Lucid Culture

JAZZ, CLASSICAL MUSIC AND THE ARTS IN NEW YORK CITY

The Daedalus Quartet Open This Season’s Music Mondays on a High Note

Is this a golden age for string quartets? The program for this season’s opening night at Music Mondays quoted the New Yorker as saying that. Whatever the case, it’s definitely true at this upper westside free chamber music hotspot. The monthly series at Advent Church at 93rd and Broadway has pretty much reached critical mass, both in terms of audience and programming. On the bill this season: the Claremont Trio next month; the Calder Quartet in December; the Horszowski Trio in January, all the way through to New York’s premier gamelan orchestra, Gamelan Dharma Swara collaborating with NOW Ensemble.

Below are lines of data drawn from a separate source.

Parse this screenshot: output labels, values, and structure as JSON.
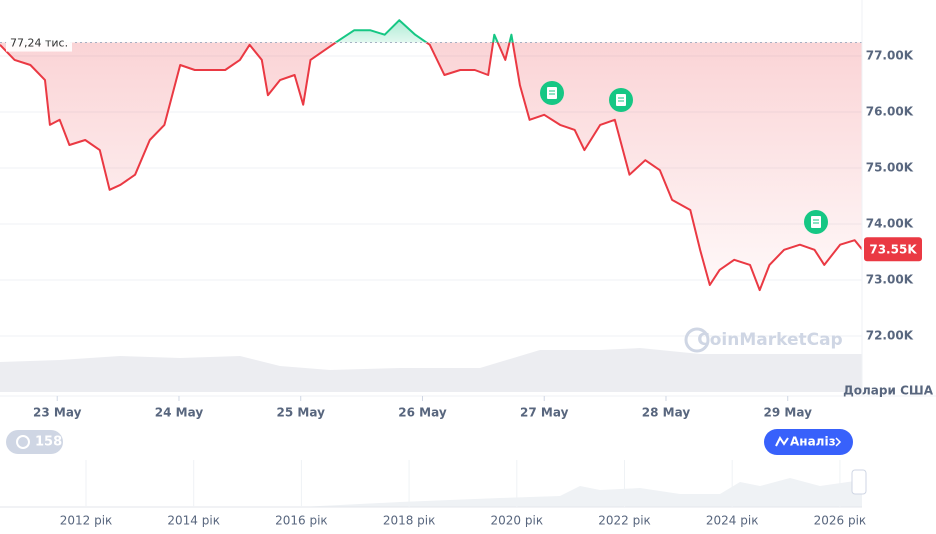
{
  "chart_data": {
    "type": "line",
    "x": [
      22.53,
      22.65,
      22.78,
      22.9,
      22.94,
      23.02,
      23.1,
      23.23,
      23.35,
      23.43,
      23.52,
      23.64,
      23.76,
      23.88,
      24.01,
      24.13,
      24.25,
      24.38,
      24.5,
      24.58,
      24.68,
      24.73,
      24.83,
      24.95,
      25.02,
      25.08,
      25.2,
      25.32,
      25.44,
      25.57,
      25.69,
      25.81,
      25.94,
      26.06,
      26.18,
      26.31,
      26.43,
      26.54,
      26.59,
      26.68,
      26.73,
      26.8,
      26.88,
      27.0,
      27.13,
      27.25,
      27.33,
      27.46,
      27.58,
      27.7,
      27.83,
      27.95,
      28.05,
      28.2,
      28.28,
      28.36,
      28.44,
      28.56,
      28.69,
      28.77,
      28.85,
      28.97,
      29.1,
      29.22,
      29.3,
      29.43,
      29.55,
      29.61
    ],
    "series": [
      {
        "values": [
          77200,
          76930,
          76840,
          76570,
          75770,
          75860,
          75410,
          75500,
          75320,
          74610,
          74700,
          74880,
          75500,
          75770,
          76840,
          76750,
          76750,
          76750,
          76930,
          77200,
          76930,
          76300,
          76570,
          76660,
          76130,
          76930,
          77110,
          77290,
          77460,
          77460,
          77380,
          77640,
          77380,
          77200,
          76660,
          76750,
          76750,
          76660,
          77380,
          76930,
          77380,
          76480,
          75860,
          75950,
          75770,
          75680,
          75320,
          75770,
          75860,
          74880,
          75140,
          74960,
          74430,
          74250,
          73540,
          72910,
          73180,
          73360,
          73270,
          72820,
          73270,
          73540,
          73630,
          73540,
          73270,
          73630,
          73710,
          73550
        ]
      }
    ],
    "up_color": "#16c784",
    "down_color": "#ea3943",
    "xlim": [
      22.53,
      29.61
    ],
    "xticks": [
      {
        "value": 23,
        "label": "23 May"
      },
      {
        "value": 24,
        "label": "24 May"
      },
      {
        "value": 25,
        "label": "25 May"
      },
      {
        "value": 26,
        "label": "26 May"
      },
      {
        "value": 27,
        "label": "27 May"
      },
      {
        "value": 28,
        "label": "28 May"
      },
      {
        "value": 29,
        "label": "29 May"
      }
    ],
    "ylim": [
      71000,
      78000
    ],
    "yticks": [
      {
        "value": 72000,
        "label": "72.00K"
      },
      {
        "value": 73000,
        "label": "73.00K"
      },
      {
        "value": 74000,
        "label": "74.00K"
      },
      {
        "value": 75000,
        "label": "75.00K"
      },
      {
        "value": 76000,
        "label": "76.00K"
      },
      {
        "value": 77000,
        "label": "77.00K"
      }
    ],
    "grid": true,
    "baseline": {
      "value": 77240,
      "label": "77,24 тис."
    },
    "current_price": {
      "value": 73550,
      "label": "73.55K"
    },
    "currency_label": "Долари США",
    "watermark": "CoinMarketCap",
    "events_badge": "158",
    "analysis_button": "Аналіз",
    "navigator_labels": [
      "2012 рік",
      "2014 рік",
      "2016 рік",
      "2018 рік",
      "2020 рік",
      "2022 рік",
      "2024 рік",
      "2026 рік"
    ]
  }
}
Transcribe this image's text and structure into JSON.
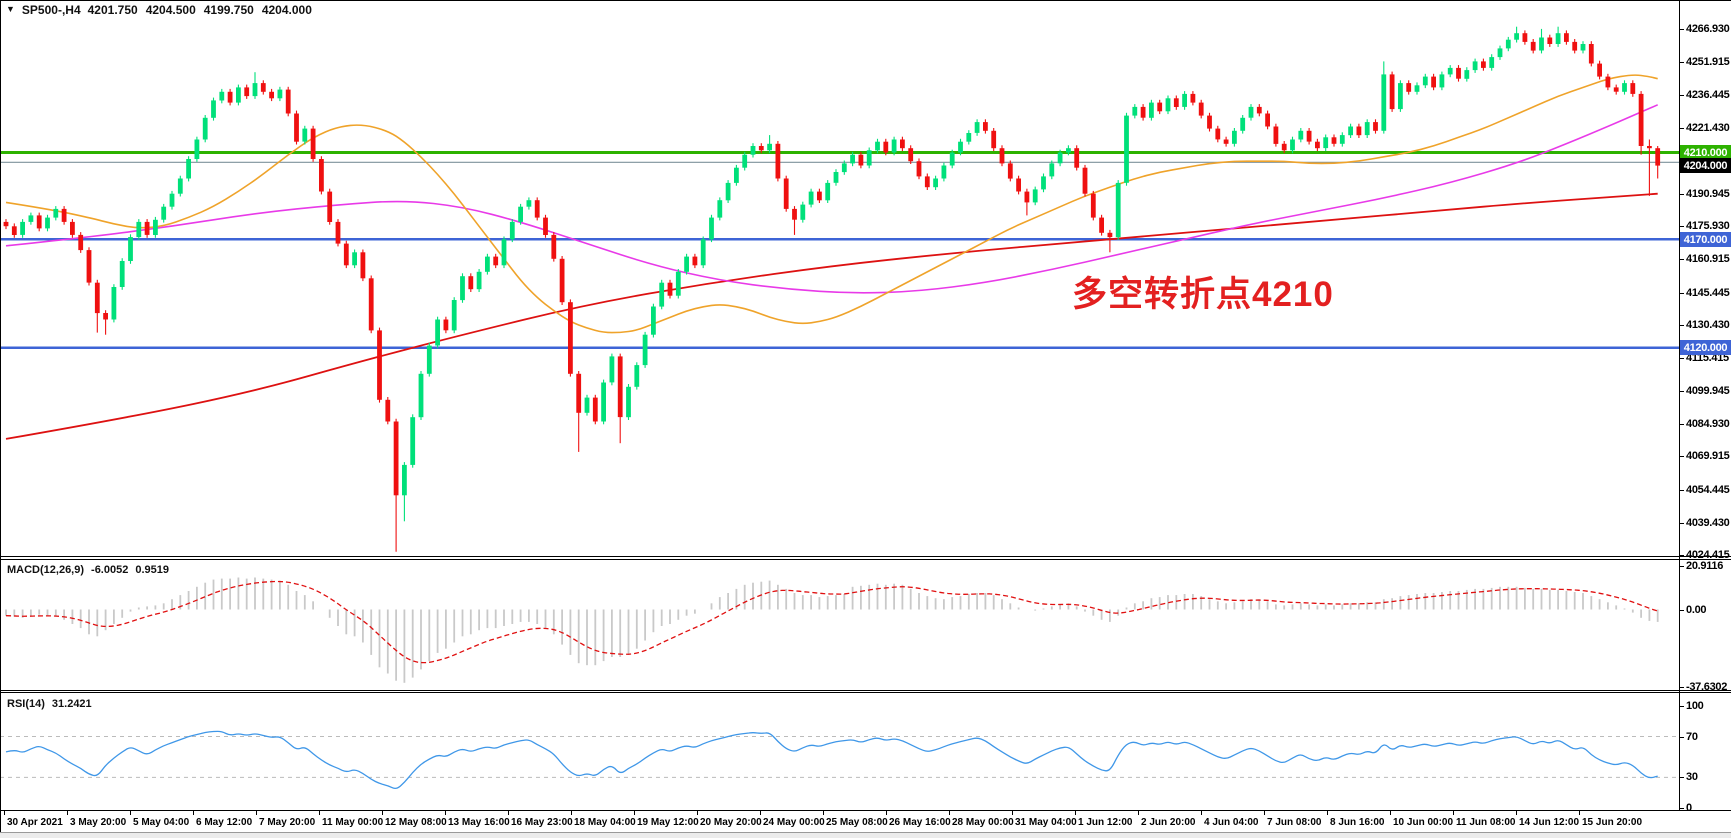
{
  "title": {
    "icon": "▼",
    "symbol": "SP500-,H4",
    "open": "4201.750",
    "high": "4204.500",
    "low": "4199.750",
    "close": "4204.000"
  },
  "annotation": {
    "text": "多空转折点4210",
    "color": "#e32020"
  },
  "price_axis": {
    "labels": [
      "4266.930",
      "4251.915",
      "4236.445",
      "4221.430",
      "4205.960",
      "4190.945",
      "4175.930",
      "4160.915",
      "4145.445",
      "4130.430",
      "4115.415",
      "4099.945",
      "4084.930",
      "4069.915",
      "4054.445",
      "4039.430",
      "4024.415"
    ]
  },
  "badges": [
    {
      "text": "4210.000",
      "price": 4210,
      "bg": "#2db200"
    },
    {
      "text": "4204.000",
      "price": 4204,
      "bg": "#000000"
    },
    {
      "text": "4170.000",
      "price": 4170,
      "bg": "#3e64d6"
    },
    {
      "text": "4120.000",
      "price": 4120,
      "bg": "#3e64d6"
    }
  ],
  "date_axis": {
    "labels": [
      "30 Apr 2021",
      "3 May 20:00",
      "5 May 04:00",
      "6 May 12:00",
      "7 May 20:00",
      "11 May 00:00",
      "12 May 08:00",
      "13 May 16:00",
      "16 May 23:00",
      "18 May 04:00",
      "19 May 12:00",
      "20 May 20:00",
      "24 May 00:00",
      "25 May 08:00",
      "26 May 16:00",
      "28 May 00:00",
      "31 May 04:00",
      "1 Jun 12:00",
      "2 Jun 20:00",
      "4 Jun 04:00",
      "7 Jun 08:00",
      "8 Jun 16:00",
      "10 Jun 00:00",
      "11 Jun 08:00",
      "14 Jun 12:00",
      "15 Jun 20:00"
    ]
  },
  "indicators": {
    "macd": {
      "label": "MACD(12,26,9)",
      "value_main": "-6.0052",
      "value_signal": "0.9519",
      "axis_labels": [
        {
          "text": "20.9116",
          "value": 20.9116
        },
        {
          "text": "0.00",
          "value": 0
        },
        {
          "text": "-37.6302",
          "value": -37.6302
        }
      ],
      "bar_color": "#c9c9c9",
      "signal_color": "#e01010"
    },
    "rsi": {
      "label": "RSI(14)",
      "value": "31.2421",
      "axis_labels": [
        {
          "text": "100",
          "value": 100
        },
        {
          "text": "70",
          "value": 70
        },
        {
          "text": "30",
          "value": 30
        },
        {
          "text": "0",
          "value": 0
        }
      ],
      "dashed_levels": [
        70,
        30
      ],
      "line_color": "#3f97e8"
    }
  },
  "chart_data": {
    "type": "candlestick+indicators",
    "symbol": "SP500-",
    "timeframe": "H4",
    "x_range": {
      "start": "30 Apr 2021",
      "end": "16 Jun 2021"
    },
    "ylim": [
      4024.0,
      4280.3
    ],
    "up_color": "#00e07a",
    "down_color": "#ef1010",
    "open_first": 4178,
    "closes": [
      4176,
      4172,
      4178,
      4181,
      4175,
      4180,
      4184,
      4178,
      4172,
      4165,
      4150,
      4136,
      4133,
      4148,
      4160,
      4171,
      4178,
      4172,
      4179,
      4185,
      4191,
      4198,
      4207,
      4216,
      4226,
      4234,
      4238,
      4233,
      4240,
      4236,
      4242,
      4238,
      4235,
      4239,
      4228,
      4215,
      4221,
      4207,
      4192,
      4178,
      4168,
      4158,
      4164,
      4152,
      4128,
      4096,
      4086,
      4052,
      4066,
      4088,
      4108,
      4121,
      4133,
      4128,
      4142,
      4153,
      4147,
      4155,
      4162,
      4158,
      4170,
      4178,
      4185,
      4188,
      4180,
      4172,
      4161,
      4141,
      4108,
      4090,
      4097,
      4086,
      4104,
      4116,
      4088,
      4102,
      4112,
      4126,
      4139,
      4150,
      4144,
      4155,
      4162,
      4158,
      4170,
      4180,
      4188,
      4196,
      4203,
      4209,
      4213,
      4211,
      4214,
      4198,
      4184,
      4179,
      4186,
      4192,
      4188,
      4196,
      4201,
      4205,
      4209,
      4204,
      4211,
      4215,
      4210,
      4216,
      4212,
      4206,
      4199,
      4194,
      4198,
      4204,
      4210,
      4215,
      4219,
      4224,
      4220,
      4212,
      4205,
      4198,
      4192,
      4187,
      4193,
      4199,
      4205,
      4210,
      4212,
      4203,
      4191,
      4180,
      4173,
      4171,
      4196,
      4227,
      4231,
      4226,
      4233,
      4229,
      4235,
      4231,
      4237,
      4233,
      4227,
      4221,
      4216,
      4214,
      4220,
      4226,
      4231,
      4228,
      4222,
      4214,
      4211,
      4216,
      4220,
      4215,
      4212,
      4217,
      4214,
      4218,
      4222,
      4218,
      4224,
      4220,
      4246,
      4230,
      4242,
      4238,
      4241,
      4245,
      4240,
      4246,
      4249,
      4244,
      4248,
      4252,
      4249,
      4254,
      4258,
      4262,
      4265,
      4261,
      4257,
      4263,
      4260,
      4265,
      4261,
      4257,
      4260,
      4251,
      4245,
      4240,
      4238,
      4242,
      4237,
      4213,
      4212,
      4204
    ],
    "spikes": {
      "11": [
        null,
        4127
      ],
      "12": [
        null,
        4126
      ],
      "30": [
        4247,
        null
      ],
      "47": [
        null,
        4026
      ],
      "48": [
        null,
        4040
      ],
      "69": [
        null,
        4072
      ],
      "74": [
        null,
        4076
      ],
      "92": [
        4218,
        null
      ],
      "95": [
        null,
        4172
      ],
      "123": [
        null,
        4181
      ],
      "133": [
        null,
        4164
      ],
      "166": [
        4252,
        null
      ],
      "182": [
        4268,
        null
      ],
      "185": [
        4267,
        null
      ],
      "187": [
        4268,
        null
      ],
      "197": [
        null,
        4209
      ],
      "198": [
        4216,
        4190
      ],
      "199": [
        4213,
        4198
      ]
    },
    "hlines": [
      {
        "price": 4210,
        "color": "#2db200",
        "width": 3
      },
      {
        "price": 4205.5,
        "color": "#7e939c",
        "width": 1.2
      },
      {
        "price": 4170,
        "color": "#3e64d6",
        "width": 2.5
      },
      {
        "price": 4120,
        "color": "#3e64d6",
        "width": 2.5
      }
    ],
    "ma_colors": {
      "red": "#dd1111",
      "magenta": "#e83ae8",
      "orange": "#efa32a"
    },
    "ma_red": [
      [
        0,
        4078
      ],
      [
        15,
        4088
      ],
      [
        30,
        4100
      ],
      [
        43,
        4114
      ],
      [
        55,
        4126
      ],
      [
        70,
        4140
      ],
      [
        85,
        4150
      ],
      [
        100,
        4158
      ],
      [
        115,
        4164
      ],
      [
        130,
        4169
      ],
      [
        145,
        4174
      ],
      [
        160,
        4179
      ],
      [
        172,
        4183
      ],
      [
        184,
        4187
      ],
      [
        199,
        4191
      ]
    ],
    "ma_magenta": [
      [
        0,
        4167
      ],
      [
        10,
        4171
      ],
      [
        20,
        4176
      ],
      [
        30,
        4182
      ],
      [
        40,
        4186
      ],
      [
        48,
        4188
      ],
      [
        55,
        4185
      ],
      [
        62,
        4178
      ],
      [
        70,
        4168
      ],
      [
        78,
        4158
      ],
      [
        86,
        4151
      ],
      [
        94,
        4147
      ],
      [
        102,
        4145
      ],
      [
        110,
        4146
      ],
      [
        118,
        4150
      ],
      [
        126,
        4156
      ],
      [
        134,
        4163
      ],
      [
        142,
        4170
      ],
      [
        150,
        4177
      ],
      [
        158,
        4183
      ],
      [
        166,
        4189
      ],
      [
        174,
        4196
      ],
      [
        182,
        4205
      ],
      [
        188,
        4214
      ],
      [
        193,
        4222
      ],
      [
        199,
        4232
      ]
    ],
    "ma_orange": [
      [
        0,
        4187
      ],
      [
        5,
        4184
      ],
      [
        10,
        4180
      ],
      [
        13,
        4177
      ],
      [
        16,
        4175
      ],
      [
        19,
        4176
      ],
      [
        22,
        4180
      ],
      [
        25,
        4185
      ],
      [
        28,
        4192
      ],
      [
        31,
        4200
      ],
      [
        34,
        4209
      ],
      [
        37,
        4217
      ],
      [
        40,
        4222
      ],
      [
        43,
        4223
      ],
      [
        46,
        4220
      ],
      [
        48,
        4215
      ],
      [
        50,
        4208
      ],
      [
        52,
        4200
      ],
      [
        54,
        4191
      ],
      [
        56,
        4181
      ],
      [
        58,
        4171
      ],
      [
        60,
        4161
      ],
      [
        62,
        4151
      ],
      [
        64,
        4143
      ],
      [
        66,
        4137
      ],
      [
        68,
        4132
      ],
      [
        70,
        4129
      ],
      [
        72,
        4127
      ],
      [
        74,
        4127
      ],
      [
        76,
        4128
      ],
      [
        78,
        4131
      ],
      [
        80,
        4134
      ],
      [
        82,
        4137
      ],
      [
        84,
        4139
      ],
      [
        86,
        4140
      ],
      [
        88,
        4139
      ],
      [
        90,
        4137
      ],
      [
        92,
        4134
      ],
      [
        94,
        4132
      ],
      [
        96,
        4131
      ],
      [
        98,
        4132
      ],
      [
        100,
        4134
      ],
      [
        103,
        4139
      ],
      [
        106,
        4145
      ],
      [
        109,
        4151
      ],
      [
        112,
        4157
      ],
      [
        115,
        4163
      ],
      [
        118,
        4169
      ],
      [
        121,
        4175
      ],
      [
        124,
        4180
      ],
      [
        127,
        4185
      ],
      [
        130,
        4190
      ],
      [
        133,
        4194
      ],
      [
        136,
        4198
      ],
      [
        139,
        4201
      ],
      [
        142,
        4203
      ],
      [
        145,
        4205
      ],
      [
        148,
        4206
      ],
      [
        151,
        4206
      ],
      [
        154,
        4206
      ],
      [
        157,
        4205
      ],
      [
        160,
        4205
      ],
      [
        163,
        4206
      ],
      [
        166,
        4208
      ],
      [
        169,
        4210
      ],
      [
        172,
        4213
      ],
      [
        175,
        4217
      ],
      [
        178,
        4221
      ],
      [
        181,
        4226
      ],
      [
        184,
        4231
      ],
      [
        187,
        4236
      ],
      [
        190,
        4240
      ],
      [
        193,
        4244
      ],
      [
        196,
        4246
      ],
      [
        198,
        4245
      ],
      [
        199,
        4244
      ]
    ],
    "macd": [
      -3,
      -3.5,
      -4,
      -3,
      -2.5,
      -3,
      -3.5,
      -5,
      -7,
      -9,
      -12,
      -13,
      -10,
      -7,
      -4,
      -1,
      1,
      1.5,
      2,
      3,
      5,
      7,
      9,
      11,
      13,
      14.5,
      15,
      15,
      15.5,
      15,
      15.5,
      15,
      14.5,
      14,
      12,
      9,
      7,
      4,
      0,
      -4,
      -8,
      -12,
      -13,
      -16,
      -22,
      -28,
      -31,
      -34.5,
      -35.5,
      -33,
      -29,
      -25,
      -21,
      -19,
      -16,
      -13,
      -12,
      -10,
      -9,
      -9,
      -8,
      -7,
      -6,
      -6,
      -7,
      -9,
      -12,
      -17,
      -22,
      -26,
      -27,
      -27,
      -25,
      -23,
      -23,
      -22,
      -19,
      -15,
      -11,
      -8,
      -7,
      -5,
      -3,
      -2,
      0,
      3,
      6,
      8,
      10,
      12,
      13,
      13.5,
      14,
      12,
      10,
      8,
      7,
      7,
      6,
      6.5,
      7,
      7.5,
      11,
      11.5,
      12,
      12.5,
      12,
      12.5,
      12,
      10,
      8,
      6.5,
      5.5,
      5,
      6,
      6.5,
      7.5,
      8,
      8,
      7,
      5,
      3,
      1,
      0,
      -0.5,
      0.5,
      1.5,
      2.5,
      3,
      1.5,
      -1,
      -3,
      -5,
      -6,
      -3,
      1,
      3,
      4,
      5.5,
      6,
      7,
      7,
      7.5,
      7.5,
      6.5,
      5,
      4,
      3,
      3.5,
      4,
      5,
      5,
      4,
      2.5,
      2,
      2.5,
      3,
      2.5,
      2,
      2.5,
      2,
      2.5,
      3,
      3,
      3.5,
      3.5,
      5,
      5.5,
      6.5,
      7,
      7.5,
      8,
      8,
      8.5,
      9,
      9,
      9.5,
      10,
      10,
      10.5,
      11,
      11,
      11,
      10.5,
      10,
      10,
      9.5,
      9.5,
      9,
      8.5,
      8,
      6.5,
      5,
      3.5,
      2,
      0.5,
      -1.5,
      -4,
      -5.5,
      -6
    ],
    "macd_ylim": [
      -39,
      24
    ],
    "rsi": [
      55,
      57,
      54,
      58,
      61,
      57,
      54,
      48,
      43,
      39,
      33,
      31,
      42,
      49,
      55,
      60,
      56,
      52,
      57,
      61,
      64,
      67,
      70,
      72,
      74,
      75,
      75,
      71,
      73,
      71,
      73,
      71,
      69,
      70,
      64,
      57,
      60,
      53,
      47,
      42,
      39,
      35,
      38,
      34,
      28,
      24,
      22,
      18,
      25,
      35,
      43,
      48,
      52,
      50,
      55,
      58,
      55,
      58,
      60,
      58,
      62,
      64,
      66,
      67,
      62,
      58,
      53,
      43,
      35,
      31,
      34,
      31,
      38,
      42,
      33,
      39,
      43,
      49,
      54,
      58,
      55,
      59,
      61,
      59,
      63,
      66,
      68,
      70,
      72,
      73,
      74,
      73,
      74,
      65,
      58,
      55,
      59,
      62,
      60,
      63,
      65,
      66,
      67,
      64,
      67,
      69,
      66,
      68,
      66,
      62,
      58,
      55,
      57,
      60,
      63,
      65,
      67,
      69,
      66,
      60,
      55,
      50,
      46,
      43,
      48,
      52,
      56,
      59,
      60,
      53,
      46,
      41,
      37,
      36,
      52,
      63,
      65,
      61,
      64,
      62,
      65,
      62,
      65,
      62,
      58,
      54,
      50,
      48,
      52,
      56,
      59,
      56,
      51,
      46,
      44,
      49,
      53,
      48,
      46,
      50,
      47,
      51,
      54,
      52,
      56,
      53,
      64,
      56,
      62,
      59,
      61,
      63,
      60,
      62,
      64,
      61,
      63,
      65,
      63,
      66,
      68,
      69,
      70,
      66,
      62,
      66,
      63,
      67,
      62,
      57,
      60,
      52,
      47,
      44,
      42,
      45,
      42,
      34,
      29,
      31.24
    ],
    "rsi_ylim": [
      -1.9,
      112.6
    ]
  }
}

This past Monday’s piece de resistance was George Perle’s 1988 Quartet No. 8, “Windows of Order,” played by the Daedalus Quartet. Cellist Thomas Kraines explained that the composer, while a “total 12-tone guy,” wrote the piece on a theme of order out of chaos. It would be reductionistic to describe it as modernist tonalities arranged in a classical architecture, but that’s part of it. The vibrantly dancing, distinct quality of the melody line gets subsumed in a harshness that absolutely refuses to resolve with any kind of traditional western consonance as it alternates among a series of movements that are interspersed among each other rather than following sequentially. And the ensemble had a ball with them, through the bracing rises and falls early on, violinists Min-Young Kim and Matilda Kaul and violist Jessica Thompson joining Kraines in livening the languid midsection with a raw, timbrally edgy bite and then romping through the cruel hints of a big Beethovesque finale.

They finally got to deliver a long one of those as they triumphantly wound up Dvorak’s Quartet No. 14 in A-flat Major, Op. 105. Their approach was to dig into its warm, courtly opening dance and give it some needed oomph, which hit the spot and worked well to set up the rich anthemics of the classic four-chord progression that drives the third movement: it’s a wonder no rock band has stolen it yet. Likewise, their performance of Mendelsssohn’s Quartet in E-flat Major, Op. 12 underscored both its ebullient power as well as its shift into darkness: after the lush, pillowy first movement, the piece follows a trajectory away from comfort that’s never regained. In this group’s hands, even the pageantry of the waltz that follows the opening had a restless tinge. All of this made an auspicious kickoff to what promises to be a tremendously entertaining season. The Claremont Trio is next up here, on October 15 at 7:30 PM, reception to follow.